7 Ways To Make Travel More Comfortable For A Kid

Begin food shopping. Day excursions. Local hotel overnight. Two-day road trip nearby. Three-day theme park stay. A weeklong flight and fresh adventures.

1. Start With Small

Due to minimal sensory overload, the opportunity to wander at your own speed, and the ability to carry food and beverages, the zoo is a great visit for autistic youngsters.

Introduce airline travel long before the flight through Social Stories, picture books, role-playing, visits to programs, or just an advance go to to the airport with programs that a particular airline may provide.

2. Do a Walk-Through

Sensory difficulties are typical in children with autism, therefore it's wise to anticipate overstimulation and introduce new sensory experiences in advance.

3. Weed Out Potentially Upsetting Stimuli

Keep a bag with items to combat boredom, overwhelm, and fatigue handy while traveling.

4. Pack a “Magic Bag”

Noise-canceling headphones, snack-size Ziploc bags containing low- or no-sugar snacks, surprises costing less than $10 in gift bags, a change of clothing, painting tools, lots of Band-Aids, and medication.
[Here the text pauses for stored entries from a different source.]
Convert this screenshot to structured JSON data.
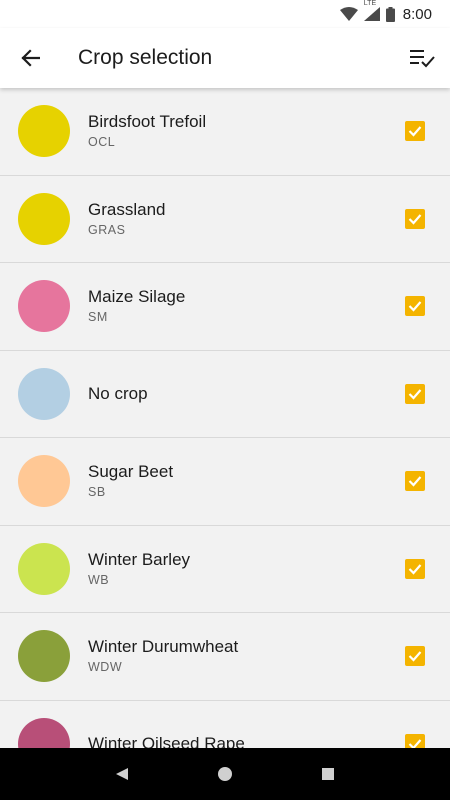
{
  "status_bar": {
    "network_label": "LTE",
    "time": "8:00"
  },
  "app_bar": {
    "title": "Crop selection",
    "back_icon": "arrow-back-icon",
    "filter_icon": "list-check-icon"
  },
  "colors": {
    "accent": "#f4b400",
    "background": "#f2f2f2"
  },
  "crops": [
    {
      "name": "Birdsfoot Trefoil",
      "code": "OCL",
      "color": "#e6d200",
      "checked": true
    },
    {
      "name": "Grassland",
      "code": "GRAS",
      "color": "#e6d200",
      "checked": true
    },
    {
      "name": "Maize Silage",
      "code": "SM",
      "color": "#e6759d",
      "checked": true
    },
    {
      "name": "No crop",
      "code": "",
      "color": "#b3cfe3",
      "checked": true
    },
    {
      "name": "Sugar Beet",
      "code": "SB",
      "color": "#ffc895",
      "checked": true
    },
    {
      "name": "Winter Barley",
      "code": "WB",
      "color": "#cbe44f",
      "checked": true
    },
    {
      "name": "Winter Durumwheat",
      "code": "WDW",
      "color": "#8aa03a",
      "checked": true
    },
    {
      "name": "Winter Oilseed Rape",
      "code": "",
      "color": "#b84f78",
      "checked": true
    }
  ],
  "nav_bar": {
    "back_icon": "nav-back-triangle-icon",
    "home_icon": "nav-home-circle-icon",
    "recents_icon": "nav-recents-square-icon"
  }
}
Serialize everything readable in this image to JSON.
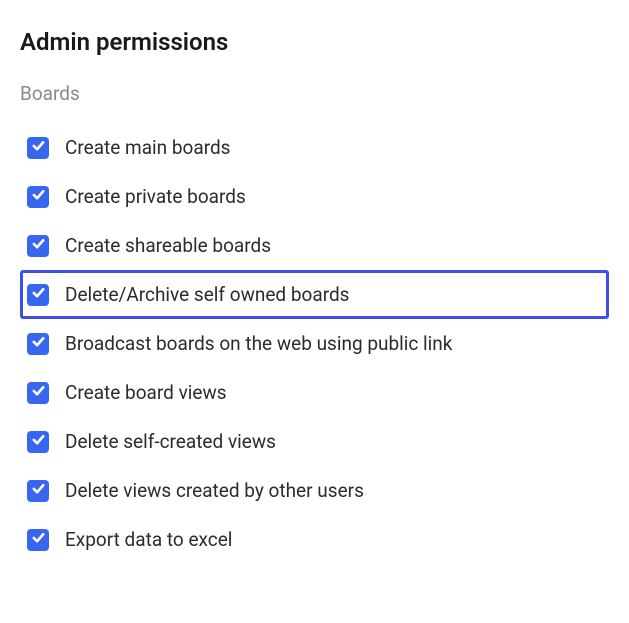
{
  "title": "Admin permissions",
  "section": {
    "heading": "Boards",
    "items": [
      {
        "label": "Create main boards",
        "checked": true,
        "highlighted": false
      },
      {
        "label": "Create private boards",
        "checked": true,
        "highlighted": false
      },
      {
        "label": "Create shareable boards",
        "checked": true,
        "highlighted": false
      },
      {
        "label": "Delete/Archive self owned boards",
        "checked": true,
        "highlighted": true
      },
      {
        "label": "Broadcast boards on the web using public link",
        "checked": true,
        "highlighted": false
      },
      {
        "label": "Create board views",
        "checked": true,
        "highlighted": false
      },
      {
        "label": "Delete self-created views",
        "checked": true,
        "highlighted": false
      },
      {
        "label": "Delete views created by other users",
        "checked": true,
        "highlighted": false
      },
      {
        "label": "Export data to excel",
        "checked": true,
        "highlighted": false
      }
    ]
  },
  "colors": {
    "checkbox": "#3866f0",
    "highlight_border": "#3e51e6"
  }
}
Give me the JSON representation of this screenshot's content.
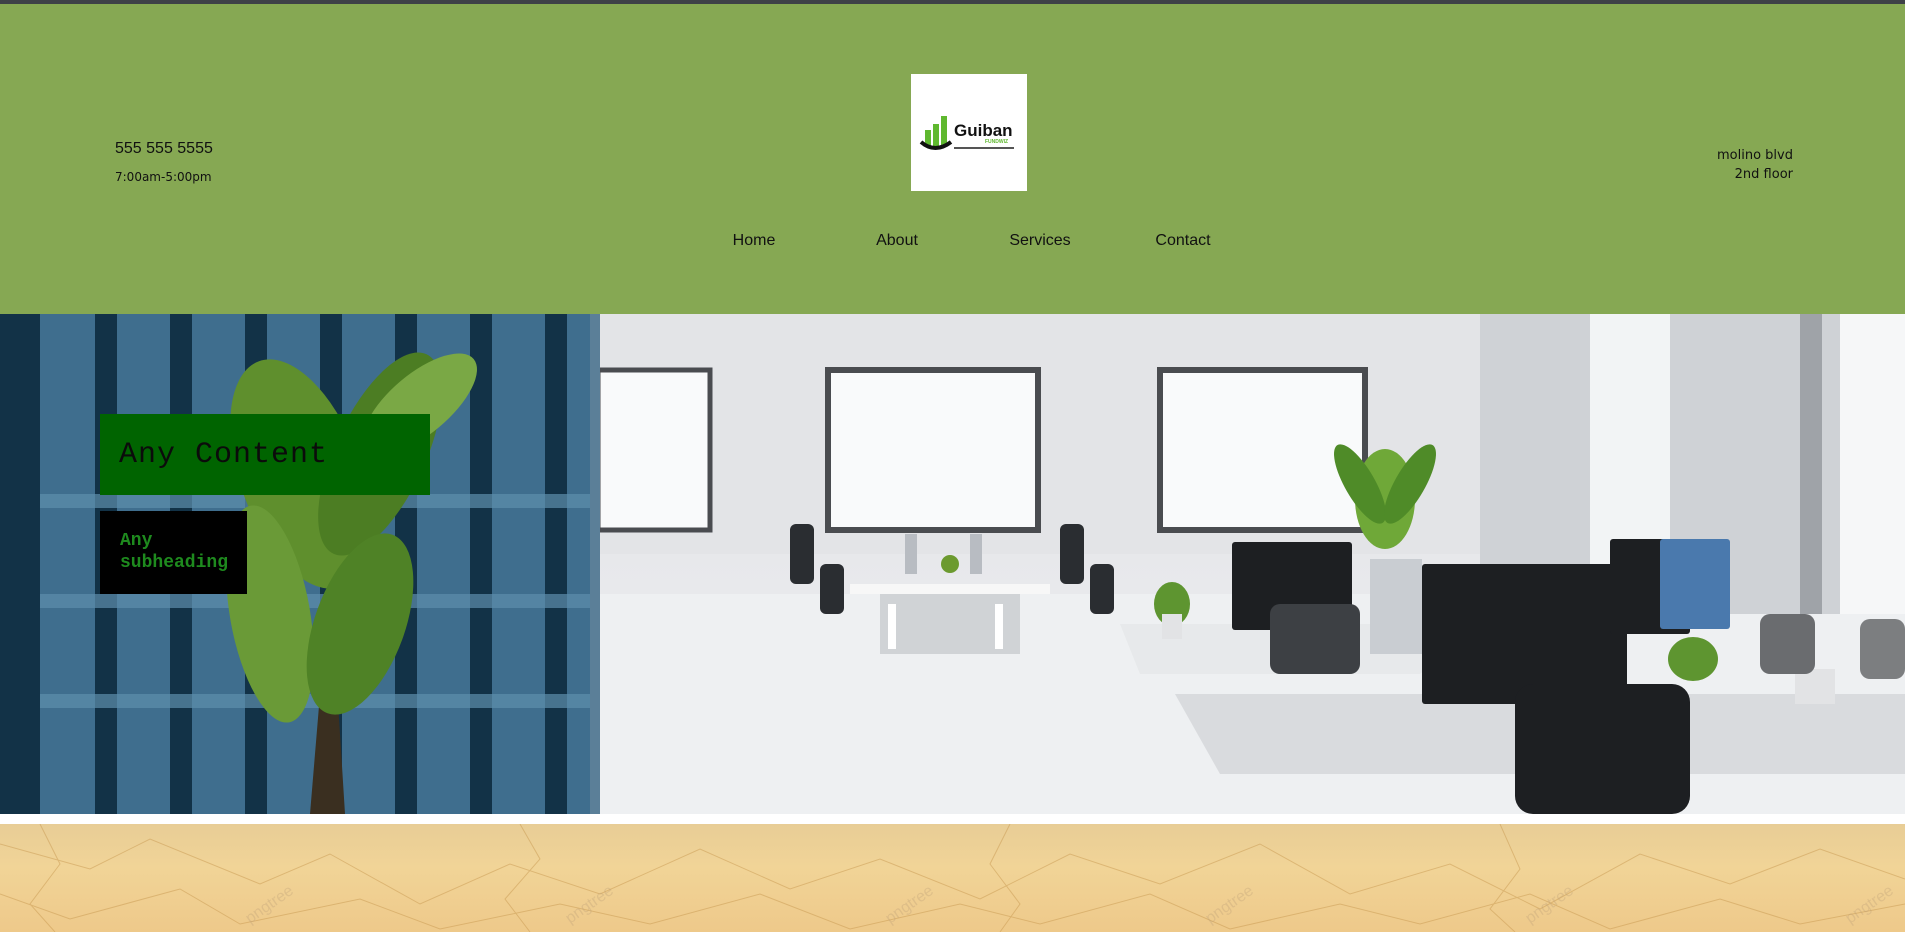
{
  "header": {
    "phone": "555 555 5555",
    "hours": "7:00am-5:00pm",
    "address_line1": "molino blvd",
    "address_line2": "2nd floor",
    "logo": {
      "name": "Guiban",
      "subname": "FUNDWIZ"
    }
  },
  "nav": {
    "items": [
      {
        "label": "Home"
      },
      {
        "label": "About"
      },
      {
        "label": "Services"
      },
      {
        "label": "Contact"
      }
    ]
  },
  "hero": {
    "title": "Any Content",
    "subheading": "Any subheading"
  },
  "colors": {
    "header_bg": "#86a853",
    "title_box": "#006400",
    "subheading_box": "#000000",
    "subheading_text": "#1e8a1e"
  }
}
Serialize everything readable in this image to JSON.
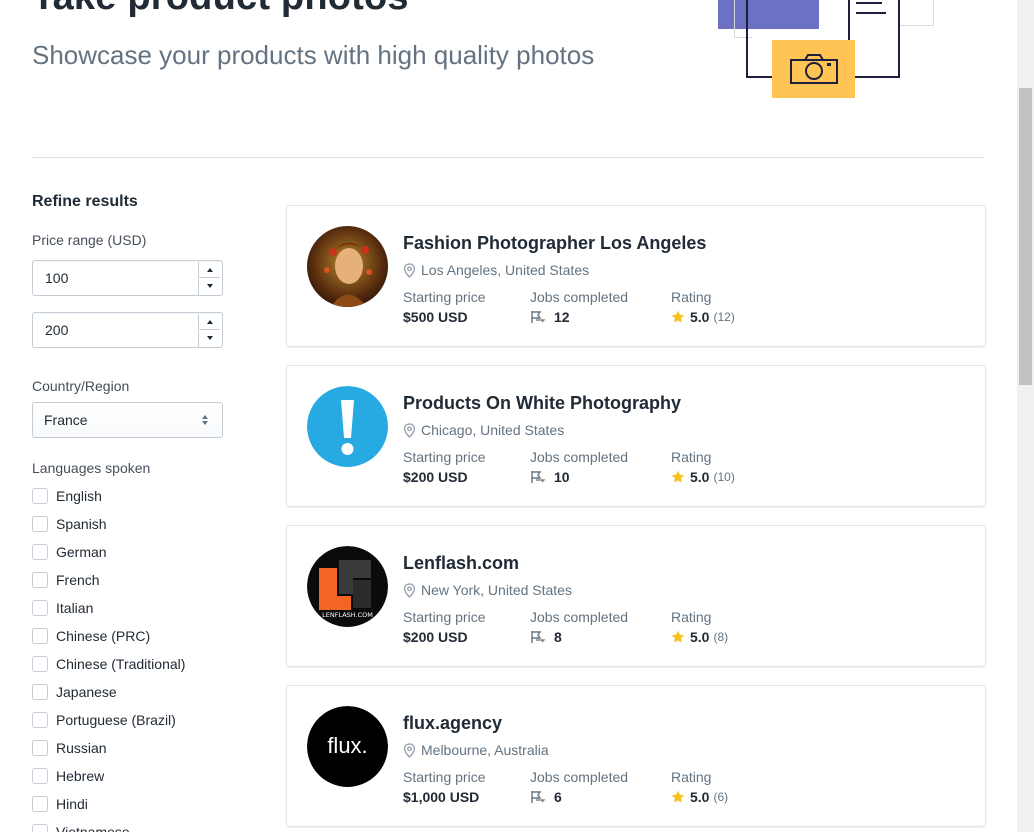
{
  "header": {
    "title": "Take product photos",
    "subtitle": "Showcase your products with high quality photos"
  },
  "colors": {
    "accent_purple": "#6c71c4",
    "accent_yellow": "#ffc453",
    "star": "#f5c21b"
  },
  "sidebar": {
    "title": "Refine results",
    "price_label": "Price range (USD)",
    "price_min": "100",
    "price_max": "200",
    "country_label": "Country/Region",
    "country_value": "France",
    "languages_label": "Languages spoken",
    "languages": [
      {
        "label": "English",
        "checked": false
      },
      {
        "label": "Spanish",
        "checked": false
      },
      {
        "label": "German",
        "checked": false
      },
      {
        "label": "French",
        "checked": false
      },
      {
        "label": "Italian",
        "checked": false
      },
      {
        "label": "Chinese (PRC)",
        "checked": false
      },
      {
        "label": "Chinese (Traditional)",
        "checked": false
      },
      {
        "label": "Japanese",
        "checked": false
      },
      {
        "label": "Portuguese (Brazil)",
        "checked": false
      },
      {
        "label": "Russian",
        "checked": false
      },
      {
        "label": "Hebrew",
        "checked": false
      },
      {
        "label": "Hindi",
        "checked": false
      },
      {
        "label": "Vietnamese",
        "checked": false
      }
    ]
  },
  "results": {
    "price_label": "Starting price",
    "jobs_label": "Jobs completed",
    "rating_label": "Rating",
    "items": [
      {
        "name": "Fashion Photographer Los Angeles",
        "location": "Los Angeles, United States",
        "price": "$500 USD",
        "jobs": "12",
        "rating": "5.0",
        "reviews": "(12)",
        "avatar": "portrait-photo"
      },
      {
        "name": "Products On White Photography",
        "location": "Chicago, United States",
        "price": "$200 USD",
        "jobs": "10",
        "rating": "5.0",
        "reviews": "(10)",
        "avatar": "exclamation-logo"
      },
      {
        "name": "Lenflash.com",
        "location": "New York, United States",
        "price": "$200 USD",
        "jobs": "8",
        "rating": "5.0",
        "reviews": "(8)",
        "avatar": "lenflash-logo",
        "avatar_text": "LENFLASH.COM"
      },
      {
        "name": "flux.agency",
        "location": "Melbourne, Australia",
        "price": "$1,000 USD",
        "jobs": "6",
        "rating": "5.0",
        "reviews": "(6)",
        "avatar": "flux-logo",
        "avatar_text": "flux."
      }
    ]
  }
}
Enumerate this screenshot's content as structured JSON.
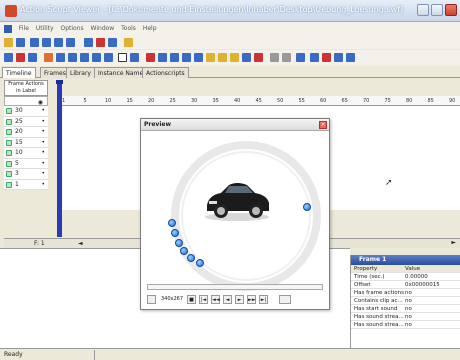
{
  "window": {
    "title": "Action Script Viewer - [C:\\Dokumente und Einstellungen\\Inhaber\\Desktop\\Uebung_Loesung.swf]",
    "accent": "#d24a25"
  },
  "menu": [
    "File",
    "Utility",
    "Options",
    "Window",
    "Tools",
    "Help"
  ],
  "tabs": [
    "Timeline",
    "Frames",
    "Library",
    "Instance Names",
    "Actionscripts"
  ],
  "timeline": {
    "corner_label_top": "Frame Actions",
    "corner_label_bottom": "in Label",
    "ruler_ticks": [
      "1",
      "5",
      "10",
      "15",
      "20",
      "25",
      "30",
      "35",
      "40",
      "45",
      "50",
      "55",
      "60",
      "65",
      "70",
      "75",
      "80",
      "85",
      "90"
    ],
    "layers": [
      {
        "label": "30",
        "marker": "•"
      },
      {
        "label": "25",
        "marker": "•"
      },
      {
        "label": "20",
        "marker": "•"
      },
      {
        "label": "15",
        "marker": "•"
      },
      {
        "label": "10",
        "marker": "•"
      },
      {
        "label": "5",
        "marker": "•"
      },
      {
        "label": "3",
        "marker": "•"
      },
      {
        "label": "1",
        "marker": "•"
      }
    ],
    "position": "F: 1"
  },
  "preview": {
    "title": "Preview",
    "size_label": "340x267",
    "controls": [
      "■",
      "|◄",
      "◄◄",
      "◄",
      "►",
      "►►",
      "►|"
    ]
  },
  "properties": {
    "header": "Frame 1",
    "columns": [
      "Property",
      "Value"
    ],
    "rows": [
      {
        "key": "Time (sec.)",
        "value": "0.00000"
      },
      {
        "key": "Offset",
        "value": "0x00000015"
      },
      {
        "key": "Has frame actions",
        "value": "no"
      },
      {
        "key": "Contains clip ac...",
        "value": "no"
      },
      {
        "key": "Has start sound",
        "value": "no"
      },
      {
        "key": "Has sound strea...",
        "value": "no"
      },
      {
        "key": "Has sound strea...",
        "value": "no"
      }
    ]
  },
  "status": {
    "text": "Ready"
  }
}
Request special needs accomodation. Defend your child's rights. A trained autistic travel specialist may plan your trip, or you can include a note in the reservation for any unique accommodations.

5. Alert Staff

They may have sensory rooms, quiet family rooms, lower lighting, and fewer people. CACs include Sesame Place in the state of Pennsylvania, SeaWorld Orlando in Florida, and Nickelodeon Universe at the Mall of America in Minnesota.

6. Find Autism-Friendly or Certified Destinations

Don't force your kids to act neurotypical—they can't, and why would you? Neurodivergent minds can imagine new situations with unmatched creativity, passion, intuition, humor, and generosity.